The gaming world has been doting on societal ruin and floating cars ever since, well, ever since the 60s but even more so since CD Projekt unveiled their demo of their upcoming open-world adventure, Cyberpunk 2077.
The cyberpunk theme and video games are a great match. You get super moody characters set in dark, brooding worlds with bright neon lights and lots of rain. And, unlike the movies, comic books and novels, you get to actually use all the funky technology we create at the cost of our humanity.
Cyberpunk 2077 is shaping up to be quite the experience and if you’ve seen the demo, its immediately apparent that this is going to sit with a very special group of games, but there are plenty of lower key titles bearing similar themes that deserve some attention. Two indie cyberpunk titles have launched on Kickstarter today and both look pretty interesting.
The first is [The Nothing] from solo developer Mathew R Walsh. On its campaign page it’s described as an “open-world, third-person cyberpunk RPG with an involved and dark story, 12 possible endings, flying cars, crafting, exploration.” It’s set in a dystopian Los Angeles in 2108 and is being made using the Unreal Engine.

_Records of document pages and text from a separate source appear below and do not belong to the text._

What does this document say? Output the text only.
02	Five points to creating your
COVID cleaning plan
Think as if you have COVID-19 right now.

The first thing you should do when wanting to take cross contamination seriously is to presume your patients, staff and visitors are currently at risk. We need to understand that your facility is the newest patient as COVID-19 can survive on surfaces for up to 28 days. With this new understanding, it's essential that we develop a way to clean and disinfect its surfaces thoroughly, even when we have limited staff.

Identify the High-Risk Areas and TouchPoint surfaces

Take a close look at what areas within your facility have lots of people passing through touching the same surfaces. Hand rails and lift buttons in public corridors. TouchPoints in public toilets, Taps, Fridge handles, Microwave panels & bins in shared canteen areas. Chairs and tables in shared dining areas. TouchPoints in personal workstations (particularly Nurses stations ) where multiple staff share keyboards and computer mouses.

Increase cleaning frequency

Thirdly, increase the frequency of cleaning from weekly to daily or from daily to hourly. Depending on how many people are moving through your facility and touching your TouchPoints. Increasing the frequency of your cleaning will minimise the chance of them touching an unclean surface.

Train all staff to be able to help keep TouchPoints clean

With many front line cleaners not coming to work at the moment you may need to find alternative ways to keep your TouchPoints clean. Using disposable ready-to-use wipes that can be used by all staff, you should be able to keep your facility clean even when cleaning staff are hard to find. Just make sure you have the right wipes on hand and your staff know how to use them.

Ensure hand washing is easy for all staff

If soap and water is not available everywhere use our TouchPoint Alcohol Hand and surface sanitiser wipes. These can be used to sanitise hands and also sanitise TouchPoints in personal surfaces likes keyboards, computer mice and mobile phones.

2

The game features gunplay, stealth mechanics, a cool hacking system whereby you actually build the tools using parts. It’s all very ambitious but you never know.
The story revolves around Dresden, a systems engineer at a mammoth corporation who trades all his wealth to save his mother, resulting in him being kicked out of the upper city to the underbelly of society. It’s inspired by the Walsh’s real life and focuses on the choices you make to save those you love.
It’s a little rough around the edges and they need the support to hire more people and fully realize the potential. At the moment they have Ron Wasserman onboard doing the music, who is known for his work on the original theme tune for Mighty Morphin Power Rangers as well as his work on X-Men: The Animated Series, Dragon Ball Z, SpongeBob and more.
The second is Retro Synthesis from Black Nest, described as “a tech-noire narrative game about being torn apart between obligations and conscience.” You play as Harrison Noels, a police detective who gets pulled into a complex and personal case soon after losing his wife. The game is set in the past, in 1999, but having followed a very different course following drastic climate changes.
The game boasts a simplified dialogue system contextually based on how you’re feeling. Rather than responding with specific snippets of dialogue you choose your emotion and that elicits a response from the game. On paper that sounds alright but we know from games like Mass Effect how responding with things you didn’t mean to say, and have those affect the future can be frustrating.
The other interesting aspect of the game is its comic book style visuals, more akin to something like Ubisoft’s XIII than the photorealism of 2077. It makes the world look really colorful and really plays to that comic book page strength evoking a great sense of mood and place. The character models also look expressive and little touches like in-world labels etc. really work well. I love the look of this one.
Both titles have just launched, so you can find out more about them on their campaign pages. It’s exciting to have more and more cyberpunk in the world and it’s always interesting to see what the newcomers bring to the table following in the footsteps of CD Projekt, who themselves were pretty small fry before the success of their second game in the Witcher series.